Not Every Great Learner Is a “Good Kid”
Jayden recently completed a cognitive assessment, answering 17 of 20 questions correctly. Other students scored higher, including a new student who achieved a perfect score. At first glance, the numbers suggested an ordinary comparison. But the classroom told a different story. Throughout the lesson, Jayden remained deeply engaged. He questioned assumptions, debated whether a coin might have three possible states, paid attention to visual details, and took ownership of his work.

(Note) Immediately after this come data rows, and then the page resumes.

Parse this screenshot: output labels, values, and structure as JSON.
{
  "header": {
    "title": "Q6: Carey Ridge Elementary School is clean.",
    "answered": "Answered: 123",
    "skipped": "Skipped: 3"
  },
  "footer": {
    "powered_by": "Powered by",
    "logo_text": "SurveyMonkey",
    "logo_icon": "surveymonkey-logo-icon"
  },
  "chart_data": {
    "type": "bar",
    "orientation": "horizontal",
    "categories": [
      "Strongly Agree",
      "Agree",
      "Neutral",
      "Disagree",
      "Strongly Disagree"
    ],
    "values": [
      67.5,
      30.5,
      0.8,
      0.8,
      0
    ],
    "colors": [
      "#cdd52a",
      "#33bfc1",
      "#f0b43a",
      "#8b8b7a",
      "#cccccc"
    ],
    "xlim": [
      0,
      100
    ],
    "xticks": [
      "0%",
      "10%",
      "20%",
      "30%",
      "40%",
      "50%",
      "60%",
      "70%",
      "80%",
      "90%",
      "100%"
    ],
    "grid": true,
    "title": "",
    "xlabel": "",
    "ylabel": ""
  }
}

Instead of simply following instructions, Jayden began modifying his programs. While exploring a random walk simulation using Python Turtle, he changed the turtle into a small dot, adjusted its appearance, recorded his own demonstration video, and turned an assigned exercise into something personal. On the same day, he entered DMOJ for the first time and successfully solved his first programming problems. The lesson shifted from measuring performance to observing agency.
Several qualities gradually became visible: Independent thinking Strong personal opinions Curiosity beyond the assignment Attention to aesthetics and presentation Willingness to explore unfamiliar challenges His mother described him honestly: "This child is not easy. He's not a good kid." Yet many of the qualities that make a child difficult in traditional settings can also become strengths when properly guided. The same independence that resists compliance can support original thinking.
Education is not simply about producing quiet, compliant, high-scoring children.
Some students need more space to question, argue, modify, and explore.
Progress does not always appear as perfect scores or ideal behavior. Sometimes it appears as ownership, persistence, curiosity, and the willingness to make something one's own.
Real growth often happens one step at a time:
60,000.
50,000.
40,000.
And sometimes the larger journey is not ranking at all, but becoming comfortable with one's own way of thinking.